Understanding crashes over me like a wave. "You wanted him."
"I've wanted Marco Salvatore since I was sixteen years old," she admits without shame. "I was meant to be his donna. I have the breeding, the education, the family connections for that role."
"So you destroyed my life because you were jealous?"
"I wasn't jealous—I was offended," she snaps. "Offended that a man of Marco's caliber would waste himself on someone so completely beneath him."
Years of suppressed resentment pour out like poison.
"Do you have any idea how humiliating it was? Watching him choose a nobody from Brooklyn over someone actually worthy?"
Her face contorts with fury, beautiful features twisted into something ugly and hate-filled.
"If you loved him, why didn't you just tell him?"
"Because you were in the way!" she explodes. "Because he was so obsessed with you, so blinded by whatever pathetic spell you cast!"
My mind races, trying to piece together what she's saying. "So you... what? You planned this whole rescue just to deliver me back here?"
"I thought three years in this hellhole would have cured him of his obsession," she confirms, her voice filled with bitter frustration. "But when I heard he'd brought you back to Villa Salvatore, when I saw how he still looked at you..."

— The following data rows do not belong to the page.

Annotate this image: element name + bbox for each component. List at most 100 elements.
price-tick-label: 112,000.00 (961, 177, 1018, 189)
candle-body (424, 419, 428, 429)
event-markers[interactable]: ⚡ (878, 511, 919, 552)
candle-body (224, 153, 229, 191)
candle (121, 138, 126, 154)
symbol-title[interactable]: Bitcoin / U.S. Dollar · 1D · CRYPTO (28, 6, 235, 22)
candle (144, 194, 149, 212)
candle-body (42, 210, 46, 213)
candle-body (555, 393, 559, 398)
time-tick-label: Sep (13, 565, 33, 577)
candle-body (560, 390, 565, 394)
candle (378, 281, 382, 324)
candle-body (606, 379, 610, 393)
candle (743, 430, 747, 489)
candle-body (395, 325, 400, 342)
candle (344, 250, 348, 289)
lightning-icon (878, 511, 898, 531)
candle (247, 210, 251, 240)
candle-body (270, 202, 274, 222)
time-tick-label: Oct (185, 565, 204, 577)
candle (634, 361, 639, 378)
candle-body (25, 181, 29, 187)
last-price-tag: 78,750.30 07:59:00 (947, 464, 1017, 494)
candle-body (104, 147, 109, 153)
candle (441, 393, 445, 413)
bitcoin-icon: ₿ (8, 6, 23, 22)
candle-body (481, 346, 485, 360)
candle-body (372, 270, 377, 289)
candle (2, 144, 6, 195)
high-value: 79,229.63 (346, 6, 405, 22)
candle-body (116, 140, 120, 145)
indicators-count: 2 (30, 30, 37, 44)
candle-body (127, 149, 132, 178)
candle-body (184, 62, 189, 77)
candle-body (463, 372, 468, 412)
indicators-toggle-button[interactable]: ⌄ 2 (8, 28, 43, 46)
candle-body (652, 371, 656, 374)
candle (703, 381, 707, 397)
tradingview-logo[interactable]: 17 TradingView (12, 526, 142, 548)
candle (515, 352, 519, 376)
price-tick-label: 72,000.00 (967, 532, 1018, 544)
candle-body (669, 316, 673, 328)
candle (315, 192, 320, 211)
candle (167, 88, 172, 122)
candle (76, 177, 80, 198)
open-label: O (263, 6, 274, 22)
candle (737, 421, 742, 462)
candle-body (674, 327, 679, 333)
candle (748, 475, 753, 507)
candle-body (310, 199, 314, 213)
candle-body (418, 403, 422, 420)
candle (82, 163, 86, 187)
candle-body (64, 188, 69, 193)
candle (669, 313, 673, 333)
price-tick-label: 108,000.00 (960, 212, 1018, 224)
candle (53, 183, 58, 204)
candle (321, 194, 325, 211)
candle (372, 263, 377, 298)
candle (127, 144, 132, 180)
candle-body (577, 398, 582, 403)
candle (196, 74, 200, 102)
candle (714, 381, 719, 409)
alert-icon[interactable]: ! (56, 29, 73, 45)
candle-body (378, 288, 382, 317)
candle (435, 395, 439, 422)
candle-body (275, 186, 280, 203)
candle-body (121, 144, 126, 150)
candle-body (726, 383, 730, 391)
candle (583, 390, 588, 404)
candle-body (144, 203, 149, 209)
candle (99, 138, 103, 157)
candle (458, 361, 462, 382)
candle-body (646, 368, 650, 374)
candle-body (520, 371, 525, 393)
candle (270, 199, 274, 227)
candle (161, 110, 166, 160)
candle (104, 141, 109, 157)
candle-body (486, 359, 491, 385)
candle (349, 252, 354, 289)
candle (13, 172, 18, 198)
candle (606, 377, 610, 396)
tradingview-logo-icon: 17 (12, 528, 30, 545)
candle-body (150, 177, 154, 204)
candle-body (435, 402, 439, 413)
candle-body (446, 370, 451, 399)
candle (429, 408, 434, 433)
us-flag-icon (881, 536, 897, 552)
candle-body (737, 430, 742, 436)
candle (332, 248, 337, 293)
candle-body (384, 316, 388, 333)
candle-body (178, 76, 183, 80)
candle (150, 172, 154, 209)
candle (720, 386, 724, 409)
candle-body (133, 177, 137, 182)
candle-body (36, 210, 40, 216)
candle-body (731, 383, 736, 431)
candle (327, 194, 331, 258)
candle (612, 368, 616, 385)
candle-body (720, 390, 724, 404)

Her face contorts with fury.
"That's when I realized my mistake. Time wasn't enough. Distance wasn't enough." She stops in front of me, blue eyes blazing with fanatic fervor. "Marco doesn't love easily, but when he does, it's forever. Obsessive. Consuming."
The truth crystallizes. "So you decided to kill me."
"I decided to solve the problem permanently," she corrects with chilling calm. "The only way Marco will ever be free to love me is if you're completely out of the picture. Dead."
"You're insane. Even if you kill me, Marco will never love you."
Her smile is brilliant and unrepentant. "We'll see about that."
"Sigrid, please—" I try one last desperate appeal. "Whatever happened three years ago, whoever really killed Lucia, we can figure it out together. You don't have to do this."
Something flickers across her face—too quick to interpret, but there's a darkness there that makes my blood freeze.
"Oh, but I do." Her voice is steady again, resolved. "Because some problems require permanent solutions."
She signals to her men. They move toward me with practiced efficiency.
"Sigrid, please—I'll disappear, leave the country—"
"Oh, but you will disappear. Right here, right now. And this time, Marco will never know what happened to you."
The soldiers grab my arms, their grip like iron bands. I struggle uselessly as they drag me toward the metal table.
"Not again! I can't do this again!"
"You can and you will. Only this time, you'll stay here until you die."
They force me onto the cold surface. The restraints click into place with horrible finality, triggering every trauma response. A soldier prepares a syringe with amber liquid—Colombian pure cocaine.
"Please," I whisper as the needle approaches, gleaming in the harsh light. "I never hurt you."
"You existed," Sigrid replies coldly. "You dared to think you could have what was mine."
The needle slides into my vein. Familiar fire courses through my system, making the lights brighter, my heart race with artificial energy that feels like dying and being reborn.
Here we go again.
As the drug floods my system and consciousness fragments, I hold onto one desperate thought:
Marco doesn't know where I am. This time, I'm truly alone.
The last thing I see before the chemical haze takes over is Sigrid's satisfied smile, beautiful and terrible.
No rescue. No salvation. Just the nightmare beginning again.